Italian Franco Zeffirelli is one of the great opera directors of the 20th century.
Born on Feb. 12, 1923, in Florence Italy, he lost his mother at age six. He graduated the Accademia di Belle Arti Firenze in 1941 and fought during World War II. Once the war ended he resumed his studies. He initially set out to study art and architecture, but eventually switched to directing theater.
He was hired by Luchino Visconti and worked with him on a few projects; Visconti’s techniques would have a lasting impact on Zeffirelli.
He directed his first film “The Taming of the Shrew” in 1967 and a year later had a breakthrough with “Romeo and Juliet.” He started his opera career earlier, in the 1950s and had worked with a number of major artists throughout his career. He famously created a few productions for Maria Callas.
He was given honorary knighthood in 2004.
Zeffirelli has directed a plethora of renowned productions, all known for their intense attention to detail and verisimilitude.

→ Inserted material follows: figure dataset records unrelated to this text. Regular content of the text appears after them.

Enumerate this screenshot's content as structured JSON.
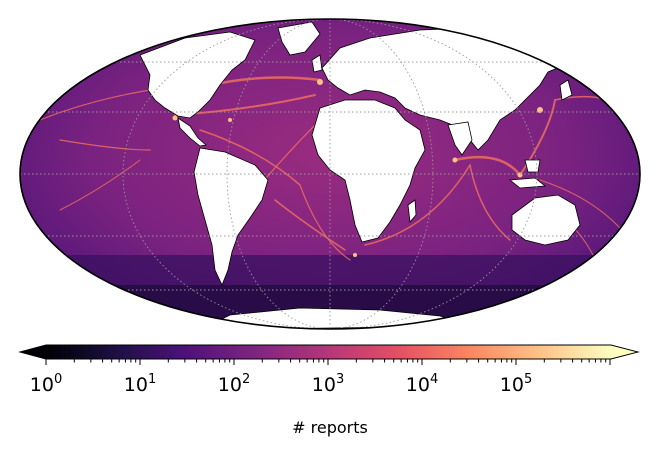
{
  "figure": {
    "projection": "mollweide",
    "colormap": "magma",
    "land_color": "#ffffff",
    "ocean_low_color": "#3b0f70",
    "ocean_mid_color": "#8c2981",
    "route_high_color": "#fe9f6d",
    "graticule": true,
    "colorbar_scale": "log",
    "colorbar_extend": "both"
  },
  "colorbar": {
    "label": "# reports",
    "ticks": [
      {
        "base": "10",
        "exp": "0"
      },
      {
        "base": "10",
        "exp": "1"
      },
      {
        "base": "10",
        "exp": "2"
      },
      {
        "base": "10",
        "exp": "3"
      },
      {
        "base": "10",
        "exp": "4"
      },
      {
        "base": "10",
        "exp": "5"
      }
    ],
    "gradient": [
      "#000004",
      "#1c1044",
      "#4f127b",
      "#812581",
      "#b5367a",
      "#e55064",
      "#fb8761",
      "#fec287",
      "#fcfdbf"
    ]
  }
}
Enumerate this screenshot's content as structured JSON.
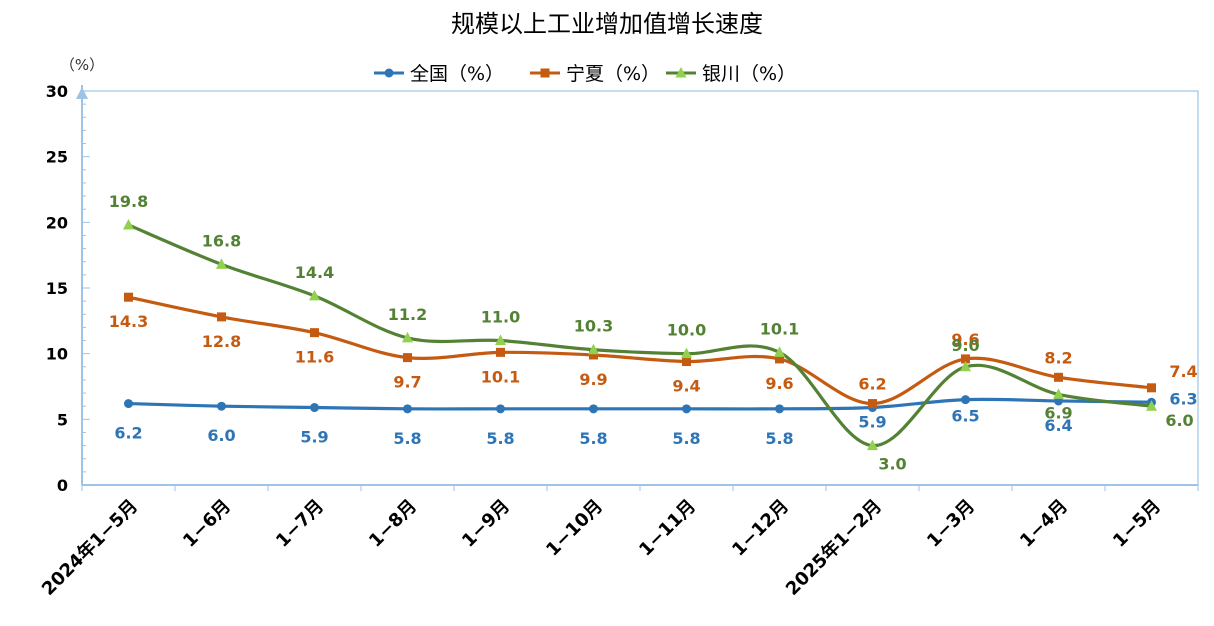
{
  "chart_data": {
    "type": "line",
    "title": "规模以上工业增加值增长速度",
    "ylabel": "（%）",
    "ylim": [
      0,
      30
    ],
    "yticks": [
      "0",
      "5",
      "10",
      "15",
      "20",
      "25",
      "30"
    ],
    "categories": [
      "2024年1−5月",
      "1−6月",
      "1−7月",
      "1−8月",
      "1−9月",
      "1−10月",
      "1−11月",
      "1−12月",
      "2025年1−2月",
      "1−3月",
      "1−4月",
      "1−5月"
    ],
    "legend_position": "top-center",
    "grid": false,
    "series": [
      {
        "name": "全国（%）",
        "color": "#2E75B6",
        "marker": "circle",
        "values": [
          6.2,
          6.0,
          5.9,
          5.8,
          5.8,
          5.8,
          5.8,
          5.8,
          5.9,
          6.5,
          6.4,
          6.3
        ],
        "labels": [
          "6.2",
          "6.0",
          "5.9",
          "5.8",
          "5.8",
          "5.8",
          "5.8",
          "5.8",
          "5.9",
          "6.5",
          "6.4",
          "6.3"
        ]
      },
      {
        "name": "宁夏（%）",
        "color": "#C55A11",
        "marker": "square",
        "values": [
          14.3,
          12.8,
          11.6,
          9.7,
          10.1,
          9.9,
          9.4,
          9.6,
          6.2,
          9.6,
          8.2,
          7.4
        ],
        "labels": [
          "14.3",
          "12.8",
          "11.6",
          "9.7",
          "10.1",
          "9.9",
          "9.4",
          "9.6",
          "6.2",
          "9.6",
          "8.2",
          "7.4"
        ]
      },
      {
        "name": "银川（%）",
        "color": "#548235",
        "marker": "triangle",
        "marker_color": "#92D050",
        "values": [
          19.8,
          16.8,
          14.4,
          11.2,
          11.0,
          10.3,
          10.0,
          10.1,
          3.0,
          9.0,
          6.9,
          6.0
        ],
        "labels": [
          "19.8",
          "16.8",
          "14.4",
          "11.2",
          "11.0",
          "10.3",
          "10.0",
          "10.1",
          "3.0",
          "9.0",
          "6.9",
          "6.0"
        ]
      }
    ]
  },
  "colors": {
    "axis": "#9DC3E6",
    "plot_border": "#9DC3E6"
  }
}
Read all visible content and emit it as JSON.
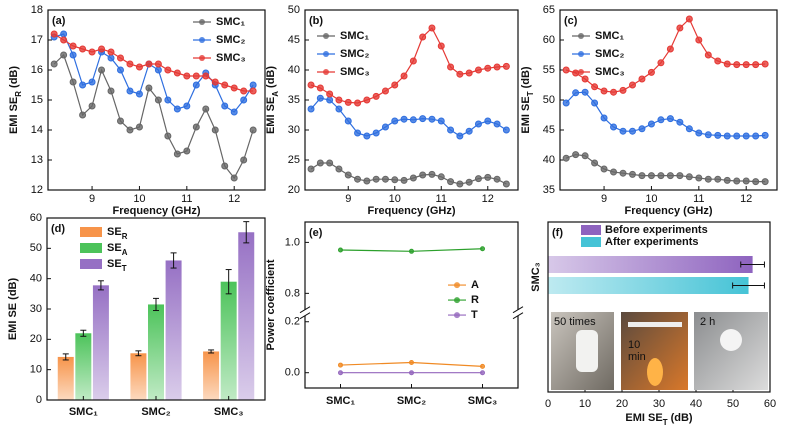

Perhaps, no production is more iconic that his take on “La Bohème.” This production is best-known at the Metropolitan Opera, where it still stands since the early 1980s.
He also directed a number of operas on film, most famously Verdi’s “La Traviata” and “Otello,” both of which received Academy Award nominations.
He also made the famed film adaptation of “Romeo and Juliet,” for which he was nominated for the Oscar.